As Hurricane Dean pounds Mexico, Texas search and rescue personnel have been ordered to stand down.
Texas Task Force 1 Director Bob McKee said either way team members were ready for the job at hand.
"We were very prepared, thankfully we did not have to call our services into play," McKee said.
More than 200 emergency responders with Texas Task Force 1 and Texas Task Force 2, plus other state rescue teams began their return Wednesday to College Station from San Antonio and Weslaco.
What was the largest coordinated assembly of emergency responders turned into an equal sized demobilization.
It was only a day and a half ago, that McKee and other officials
learned that Texas would be out of harm’s way.
In wake of Hurricane Dean's potential McKee said state authorities thought it was wise not to take a wait and see approach.
They believed it was necessary to bring in a tremendous amount of manpower and equipment in a short time frame.
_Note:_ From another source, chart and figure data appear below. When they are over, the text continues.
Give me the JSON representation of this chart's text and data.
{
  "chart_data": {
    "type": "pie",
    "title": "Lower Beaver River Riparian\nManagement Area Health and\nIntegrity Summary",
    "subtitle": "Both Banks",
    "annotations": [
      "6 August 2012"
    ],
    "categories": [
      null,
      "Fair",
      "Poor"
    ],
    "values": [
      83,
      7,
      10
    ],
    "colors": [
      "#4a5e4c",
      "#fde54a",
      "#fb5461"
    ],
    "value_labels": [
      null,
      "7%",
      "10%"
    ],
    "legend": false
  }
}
"It takes so long to spool those things up that if we were to wait to find out for sure it would be too late and people would be killed," McKee said.
The mobilization and deployment, however, were not in vain.
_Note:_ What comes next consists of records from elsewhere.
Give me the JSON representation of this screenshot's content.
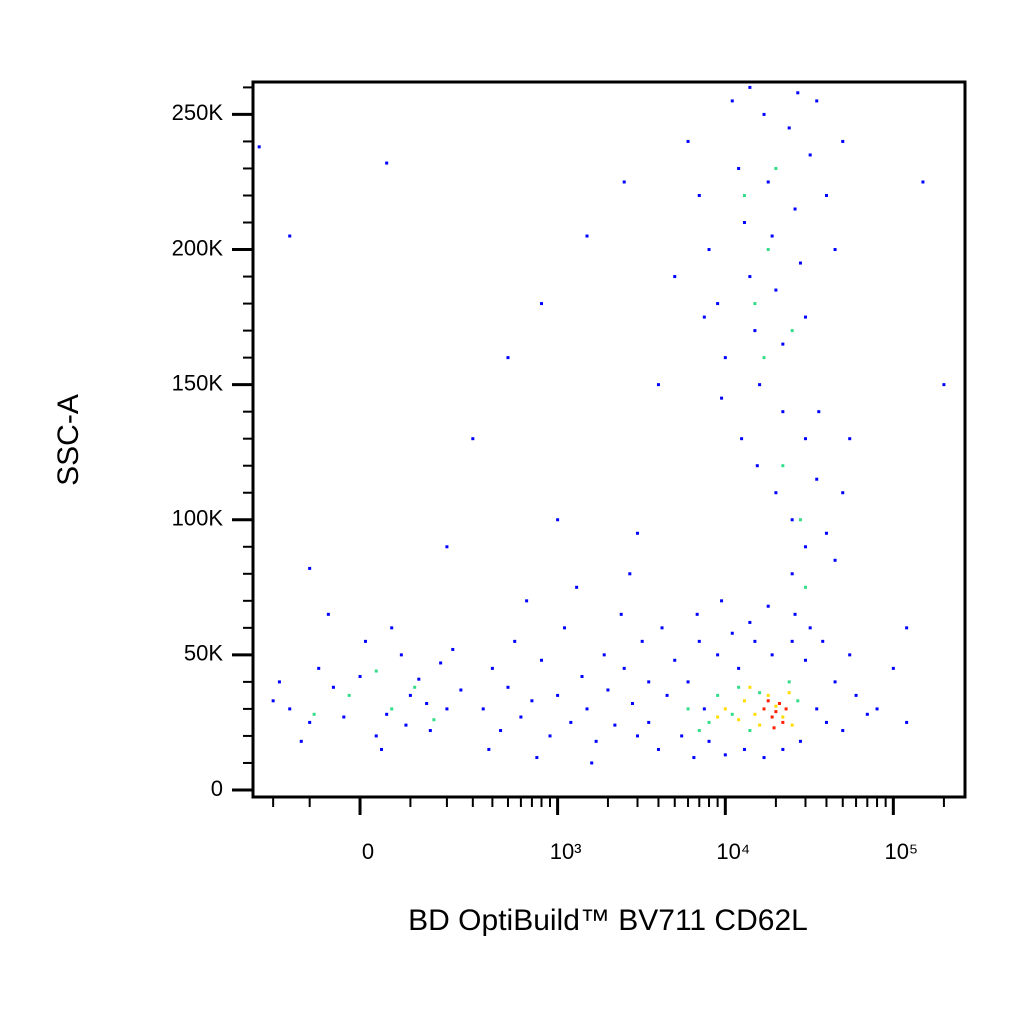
{
  "chart_data": {
    "type": "scatter",
    "x_label": "BD OptiBuild™ BV711 CD62L",
    "y_label": "SSC-A",
    "xscale": "biexponential",
    "xlim": [
      -275,
      267000
    ],
    "ylim": [
      -2600,
      262000
    ],
    "xticks": [
      0,
      {
        "value": 1000,
        "label": "10³"
      },
      {
        "value": 10000,
        "label": "10⁴"
      },
      {
        "value": 100000,
        "label": "10⁵"
      }
    ],
    "xminorticks": [
      -200,
      -100,
      100,
      200,
      300,
      400,
      500,
      600,
      700,
      800,
      900,
      2000,
      3000,
      4000,
      5000,
      6000,
      7000,
      8000,
      9000,
      20000,
      30000,
      40000,
      50000,
      60000,
      70000,
      80000,
      90000,
      200000
    ],
    "yticks": [
      0,
      {
        "value": 50000,
        "label": "50K"
      },
      {
        "value": 100000,
        "label": "100K"
      },
      {
        "value": 150000,
        "label": "150K"
      },
      {
        "value": 200000,
        "label": "200K"
      },
      {
        "value": 250000,
        "label": "250K"
      }
    ],
    "yminorticks": [
      10000,
      20000,
      30000,
      40000,
      60000,
      70000,
      80000,
      90000,
      110000,
      120000,
      130000,
      140000,
      160000,
      170000,
      180000,
      190000,
      210000,
      220000,
      230000,
      240000,
      260000
    ],
    "series": [
      {
        "color": "#0000ff",
        "x": [
          -150,
          -100,
          -50,
          0,
          50,
          100,
          150,
          -200,
          -80,
          30,
          80,
          120,
          200,
          250,
          -120,
          10,
          60,
          180,
          -30,
          90,
          -180,
          140,
          220,
          -60,
          40,
          350,
          400,
          450,
          500,
          550,
          600,
          700,
          800,
          900,
          1000,
          1100,
          1200,
          1400,
          1500,
          1700,
          1900,
          2000,
          2200,
          2500,
          2800,
          3000,
          650,
          1300,
          2400,
          3200,
          380,
          750,
          1600,
          2700,
          3500,
          3500,
          4000,
          4500,
          5000,
          5500,
          6000,
          6500,
          7000,
          7500,
          8000,
          9000,
          10000,
          11000,
          12000,
          13000,
          15000,
          17000,
          19000,
          22000,
          25000,
          28000,
          30000,
          35000,
          40000,
          45000,
          50000,
          60000,
          70000,
          4200,
          6800,
          9500,
          14000,
          18000,
          26000,
          32000,
          55000,
          80000,
          100000,
          120000,
          38000,
          6000,
          7000,
          8000,
          9000,
          10000,
          11000,
          12000,
          13000,
          14000,
          15000,
          16000,
          17000,
          18000,
          19000,
          20000,
          22000,
          24000,
          26000,
          28000,
          30000,
          32000,
          35000,
          40000,
          45000,
          50000,
          7500,
          9500,
          12500,
          15500,
          20000,
          25000,
          30000,
          35000,
          40000,
          45000,
          25000,
          30000,
          22000,
          36000,
          50000,
          55000,
          5000,
          4000,
          14000,
          27000,
          -250,
          -150,
          50,
          300,
          500,
          800,
          1500,
          2500,
          3000,
          -100,
          200,
          1000,
          150000,
          200000,
          120000
        ],
        "values": [
          30000,
          25000,
          38000,
          42000,
          28000,
          35000,
          22000,
          33000,
          45000,
          20000,
          50000,
          41000,
          30000,
          37000,
          18000,
          55000,
          60000,
          47000,
          27000,
          24000,
          40000,
          32000,
          52000,
          65000,
          15000,
          30000,
          45000,
          22000,
          38000,
          55000,
          27000,
          33000,
          48000,
          20000,
          35000,
          60000,
          25000,
          42000,
          30000,
          18000,
          50000,
          37000,
          24000,
          45000,
          32000,
          20000,
          70000,
          75000,
          65000,
          55000,
          15000,
          12000,
          10000,
          80000,
          40000,
          25000,
          15000,
          35000,
          48000,
          20000,
          40000,
          12000,
          55000,
          30000,
          18000,
          50000,
          13000,
          58000,
          45000,
          15000,
          55000,
          12000,
          50000,
          15000,
          55000,
          18000,
          48000,
          30000,
          25000,
          40000,
          22000,
          35000,
          28000,
          60000,
          65000,
          70000,
          62000,
          68000,
          65000,
          60000,
          50000,
          30000,
          45000,
          25000,
          55000,
          240000,
          220000,
          200000,
          180000,
          160000,
          255000,
          230000,
          210000,
          190000,
          170000,
          150000,
          250000,
          225000,
          205000,
          185000,
          165000,
          245000,
          215000,
          195000,
          175000,
          235000,
          255000,
          220000,
          200000,
          240000,
          175000,
          145000,
          130000,
          120000,
          110000,
          100000,
          130000,
          115000,
          95000,
          85000,
          80000,
          90000,
          140000,
          140000,
          110000,
          130000,
          190000,
          150000,
          260000,
          258000,
          238000,
          205000,
          232000,
          130000,
          160000,
          180000,
          205000,
          225000,
          95000,
          82000,
          90000,
          100000,
          225000,
          150000,
          60000
        ]
      },
      {
        "color": "#33dd88",
        "x": [
          -20,
          60,
          110,
          -90,
          30,
          160,
          6000,
          8000,
          9000,
          11000,
          12000,
          14000,
          16000,
          24000,
          27000,
          7000,
          13000,
          15000,
          18000,
          20000,
          25000,
          17000,
          28000,
          30000,
          22000
        ],
        "values": [
          35000,
          30000,
          38000,
          28000,
          44000,
          26000,
          30000,
          25000,
          35000,
          28000,
          38000,
          22000,
          36000,
          40000,
          33000,
          22000,
          220000,
          180000,
          200000,
          230000,
          170000,
          160000,
          100000,
          75000,
          120000
        ]
      },
      {
        "color": "#ffdd00",
        "x": [
          10000,
          12000,
          13000,
          15000,
          16000,
          18000,
          20000,
          22000,
          24000,
          9000,
          25000,
          14000
        ],
        "values": [
          30000,
          26000,
          33000,
          28000,
          24000,
          35000,
          31000,
          27000,
          36000,
          27000,
          24000,
          38000
        ]
      },
      {
        "color": "#ff2000",
        "x": [
          17000,
          19000,
          20000,
          21000,
          22000,
          18000,
          23000,
          19500
        ],
        "values": [
          30000,
          27000,
          29000,
          32000,
          25000,
          33000,
          30000,
          23000
        ]
      }
    ]
  }
}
"In this case we had an opportunity to test the state's hurricane plan," McKee said.
Officials on the state and local levels were provided with a documented situation they can evaluate.
It demonstrated a real threat that had to be responded to in real time, with people's lives possibly at stake.
McKee said, at this point, it is too early to assess an estimate of just how much the mobilization and demobilization cost, but the state of Texas and possibly FEMA will be handling expenses.